NSSAC / PEpiTA

Phase-based Epidemic Time series Analyzer.
MIT License
4 stars 2 forks source link

Use request.session storage instead of (most of) the current views.py global variables #8

Open bdklahn opened 10 months ago

bdklahn commented 10 months ago

I think the global variables are causing the issues of dataset pollution between sessions (e.g. even an additional private browsing tab, on the same computer).

https://github.com/NSSAC/PEpiTA/blob/36a2966b8a0d947c4bea6235a14ef5dcca12bd79/webdesign/polls/views.py#L22-L33

https://github.com/NSSAC/PEpiTA/blob/36a2966b8a0d947c4bea6235a14ef5dcca12bd79/webdesign/polls/views.py#L53

Global variables are generally a bad idea in any software engineering. It is almost always better/safer to explicitly pass things in, via function parameters, and utilize return values.

"Global variables allow you to share data across multiple functions, which can be useful in some situations. However, you should use this type of variable carefully and sparingly to avoid writing code that’s difficult to understand, debug, test, and maintain." https://realpython.com/python-use-global-variable-in-function/

I believe the current situation makes it possible for an uploadbutton branch . . . https://github.com/NSSAC/PEpiTA/blob/36a2966b8a0d947c4bea6235a14ef5dcca12bd79/webdesign/polls/views.py#L90 . . . in one session, to clobber the input_ts (and csvname, etc.) variable data of a subsequent evocation of a runbutton branch . . . https://github.com/NSSAC/PEpiTA/blob/36a2966b8a0d947c4bea6235a14ef5dcca12bd79/webdesign/polls/views.py#L136 . . . in another session.

Session data is already set up to utilize server tmp storage. Django is also already configured to have session variables available to html templates. e.g.

In views.py index(request) function, we could do things like . . .

sess = request.session
sess.setdefault('csvname', '')

(etc.)

In index.html template: { request.session.csvname }

So, we might not even need to construct a "context" dictionary, and pass it to the render function. Maybe just add anything useful to the session dictionary.

Apparently, though, a session storage update is only automatically triggered by key value changes at the top level. If the content of a nested container (e.g. request.session['some_dict']['val1'] = 'new_val') is changed, that will require a manual triggering of an update, by . . . request.session.modified = True So it might be easiest/safest to just try to put things as basic data types, at the top level (e.g. not make a nested context dictionary one of the session key values).

Any utility functions called from index() could be passed the session dictionary, and get and set things from that. e.g. here: https://github.com/NSSAC/PEpiTA/blob/36a2966b8a0d947c4bea6235a14ef5dcca12bd79/webdesign/polls/views.py#L321-L322

Does that make sense, @ajs997 (@srinivvenkat, @bryanleroylewis ) ?
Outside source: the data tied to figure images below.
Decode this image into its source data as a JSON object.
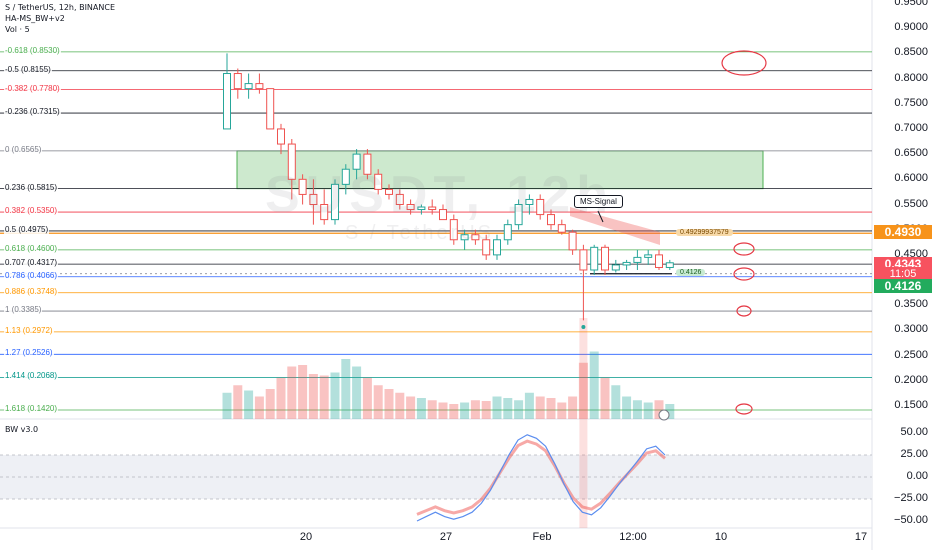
{
  "header": {
    "symbol_line": "S / TetherUS, 12h, BINANCE",
    "indicator1": "HA-MS_BW+v2",
    "indicator2": "Vol · 5",
    "sub_indicator": "BW v3.0"
  },
  "watermark": {
    "symbol": "SUSDT, 12h",
    "pair": "S / TetherUS"
  },
  "callout": {
    "text": "MS-Signal"
  },
  "line_labels": {
    "upper": "0.49299937579",
    "lower": "0.4126"
  },
  "fib_levels": [
    {
      "label": "-0.618 (0.8530)",
      "value": 0.853,
      "color": "#4caf50"
    },
    {
      "label": "-0.5 (0.8155)",
      "value": 0.8155,
      "color": "#131722"
    },
    {
      "label": "-0.382 (0.7780)",
      "value": 0.778,
      "color": "#f23645"
    },
    {
      "label": "-0.236 (0.7315)",
      "value": 0.7315,
      "color": "#131722"
    },
    {
      "label": "0 (0.6565)",
      "value": 0.6565,
      "color": "#787b86"
    },
    {
      "label": "0.236 (0.5815)",
      "value": 0.5815,
      "color": "#131722"
    },
    {
      "label": "0.382 (0.5350)",
      "value": 0.535,
      "color": "#f23645"
    },
    {
      "label": "0.5 (0.4975)",
      "value": 0.4975,
      "color": "#131722"
    },
    {
      "label": "0.618 (0.4600)",
      "value": 0.46,
      "color": "#4caf50"
    },
    {
      "label": "0.707 (0.4317)",
      "value": 0.4317,
      "color": "#131722"
    },
    {
      "label": "0.786 (0.4066)",
      "value": 0.4066,
      "color": "#2962ff"
    },
    {
      "label": "0.886 (0.3748)",
      "value": 0.3748,
      "color": "#ff9800"
    },
    {
      "label": "1 (0.3385)",
      "value": 0.3385,
      "color": "#787b86"
    },
    {
      "label": "1.13 (0.2972)",
      "value": 0.2972,
      "color": "#ff9800"
    },
    {
      "label": "1.27 (0.2526)",
      "value": 0.2526,
      "color": "#2962ff"
    },
    {
      "label": "1.414 (0.2068)",
      "value": 0.2068,
      "color": "#009688"
    },
    {
      "label": "1.618 (0.1420)",
      "value": 0.142,
      "color": "#4caf50"
    }
  ],
  "price_axis": {
    "ticks": [
      "0.9500",
      "0.9000",
      "0.8500",
      "0.8000",
      "0.7500",
      "0.7000",
      "0.6500",
      "0.6000",
      "0.5500",
      "0.5000",
      "0.4500",
      "0.4000",
      "0.3500",
      "0.3000",
      "0.2500",
      "0.2000",
      "0.1500"
    ],
    "tags": {
      "orange": "0.4930",
      "red_price": "0.4343",
      "red_time": "11:05",
      "green": "0.4126"
    }
  },
  "osc_axis": {
    "ticks": [
      "50.00",
      "25.00",
      "0.00",
      "−25.00",
      "−50.00"
    ]
  },
  "time_axis": {
    "ticks": [
      "20",
      "27",
      "Feb",
      "12:00",
      "10",
      "17"
    ]
  },
  "colors": {
    "up": "#26a69a",
    "down": "#ef5350",
    "zone": "#4caf50",
    "accent": "#f7931a"
  },
  "chart_data": {
    "type": "candlestick",
    "interval": "12h",
    "ylim": [
      0.1,
      0.95
    ],
    "candles": [
      {
        "o": 0.7,
        "h": 0.85,
        "l": 0.7,
        "c": 0.81
      },
      {
        "o": 0.81,
        "h": 0.82,
        "l": 0.76,
        "c": 0.78
      },
      {
        "o": 0.78,
        "h": 0.81,
        "l": 0.76,
        "c": 0.79
      },
      {
        "o": 0.79,
        "h": 0.81,
        "l": 0.77,
        "c": 0.78
      },
      {
        "o": 0.78,
        "h": 0.78,
        "l": 0.7,
        "c": 0.7
      },
      {
        "o": 0.7,
        "h": 0.71,
        "l": 0.65,
        "c": 0.67
      },
      {
        "o": 0.67,
        "h": 0.68,
        "l": 0.56,
        "c": 0.6
      },
      {
        "o": 0.6,
        "h": 0.61,
        "l": 0.55,
        "c": 0.57
      },
      {
        "o": 0.57,
        "h": 0.6,
        "l": 0.51,
        "c": 0.55
      },
      {
        "o": 0.55,
        "h": 0.58,
        "l": 0.51,
        "c": 0.52
      },
      {
        "o": 0.52,
        "h": 0.6,
        "l": 0.51,
        "c": 0.59
      },
      {
        "o": 0.59,
        "h": 0.63,
        "l": 0.57,
        "c": 0.62
      },
      {
        "o": 0.62,
        "h": 0.66,
        "l": 0.6,
        "c": 0.65
      },
      {
        "o": 0.65,
        "h": 0.66,
        "l": 0.6,
        "c": 0.61
      },
      {
        "o": 0.61,
        "h": 0.62,
        "l": 0.57,
        "c": 0.58
      },
      {
        "o": 0.58,
        "h": 0.59,
        "l": 0.56,
        "c": 0.57
      },
      {
        "o": 0.57,
        "h": 0.58,
        "l": 0.54,
        "c": 0.55
      },
      {
        "o": 0.55,
        "h": 0.56,
        "l": 0.53,
        "c": 0.54
      },
      {
        "o": 0.54,
        "h": 0.55,
        "l": 0.53,
        "c": 0.545
      },
      {
        "o": 0.545,
        "h": 0.56,
        "l": 0.53,
        "c": 0.54
      },
      {
        "o": 0.54,
        "h": 0.55,
        "l": 0.52,
        "c": 0.52
      },
      {
        "o": 0.52,
        "h": 0.53,
        "l": 0.47,
        "c": 0.48
      },
      {
        "o": 0.48,
        "h": 0.5,
        "l": 0.46,
        "c": 0.49
      },
      {
        "o": 0.49,
        "h": 0.5,
        "l": 0.47,
        "c": 0.48
      },
      {
        "o": 0.48,
        "h": 0.49,
        "l": 0.44,
        "c": 0.45
      },
      {
        "o": 0.45,
        "h": 0.49,
        "l": 0.44,
        "c": 0.48
      },
      {
        "o": 0.48,
        "h": 0.52,
        "l": 0.47,
        "c": 0.51
      },
      {
        "o": 0.51,
        "h": 0.56,
        "l": 0.5,
        "c": 0.55
      },
      {
        "o": 0.55,
        "h": 0.57,
        "l": 0.53,
        "c": 0.56
      },
      {
        "o": 0.56,
        "h": 0.57,
        "l": 0.52,
        "c": 0.53
      },
      {
        "o": 0.53,
        "h": 0.54,
        "l": 0.5,
        "c": 0.51
      },
      {
        "o": 0.51,
        "h": 0.52,
        "l": 0.49,
        "c": 0.495
      },
      {
        "o": 0.495,
        "h": 0.5,
        "l": 0.45,
        "c": 0.46
      },
      {
        "o": 0.46,
        "h": 0.47,
        "l": 0.32,
        "c": 0.42
      },
      {
        "o": 0.42,
        "h": 0.47,
        "l": 0.41,
        "c": 0.465
      },
      {
        "o": 0.465,
        "h": 0.47,
        "l": 0.41,
        "c": 0.42
      },
      {
        "o": 0.42,
        "h": 0.44,
        "l": 0.415,
        "c": 0.43
      },
      {
        "o": 0.43,
        "h": 0.44,
        "l": 0.42,
        "c": 0.435
      },
      {
        "o": 0.435,
        "h": 0.46,
        "l": 0.42,
        "c": 0.445
      },
      {
        "o": 0.445,
        "h": 0.46,
        "l": 0.43,
        "c": 0.45
      },
      {
        "o": 0.45,
        "h": 0.46,
        "l": 0.42,
        "c": 0.425
      },
      {
        "o": 0.425,
        "h": 0.44,
        "l": 0.42,
        "c": 0.4343
      }
    ],
    "volume": [
      0.35,
      0.45,
      0.38,
      0.3,
      0.4,
      0.55,
      0.7,
      0.72,
      0.6,
      0.58,
      0.62,
      0.8,
      0.7,
      0.55,
      0.45,
      0.4,
      0.35,
      0.3,
      0.28,
      0.25,
      0.22,
      0.2,
      0.22,
      0.25,
      0.24,
      0.3,
      0.28,
      0.25,
      0.35,
      0.3,
      0.28,
      0.22,
      0.3,
      0.75,
      0.9,
      0.55,
      0.45,
      0.3,
      0.25,
      0.22,
      0.25,
      0.2
    ],
    "oscillator": {
      "name": "BW v3.0",
      "ylim": [
        -55,
        55
      ],
      "values": [
        -50,
        -45,
        -40,
        -45,
        -48,
        -45,
        -40,
        -30,
        -15,
        5,
        25,
        42,
        48,
        44,
        35,
        15,
        -8,
        -28,
        -40,
        -43,
        -35,
        -22,
        -8,
        5,
        18,
        32,
        35,
        25
      ]
    }
  }
}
It is probably even problematic to use a globally-accessable "figures" directory, under the "media" dir.

Note: Check the end of https://github.com/NSSAC/PEpiTA/issues/9#issue-1961993720 for maybe a better way of storing the input_ts data.

bdklahn commented 10 months ago

It occurs to me . . . It's probably best to have the code utilize any "global" state, as little as possible. -even if it is per session. I.e. ideally try and reduce the number of those original variables to 3 or less. Pass things into functions and utilize return values, whenever possible. It would be best to have things put in functions, with clear return values, rather than updating session variables as side-effects. We could still assign the result from calling functions, using returned tuples if necessary for multiple changes. But, probably, the only place even a session variable should be used is as a session dictionary being passed in to a function. Helper functions probably shouldn't update the session dictionary internally. The/a top level function should do that from the helper function's return values.

Again, we might use functools cache if we want/need some stuff loaded into memory. I would assume that if a DataFrame is passed into a function, it would only use the cached data for output (e.g. what's in the return value), if the DataFrame function parameter was referencing the exact same df object, in memory.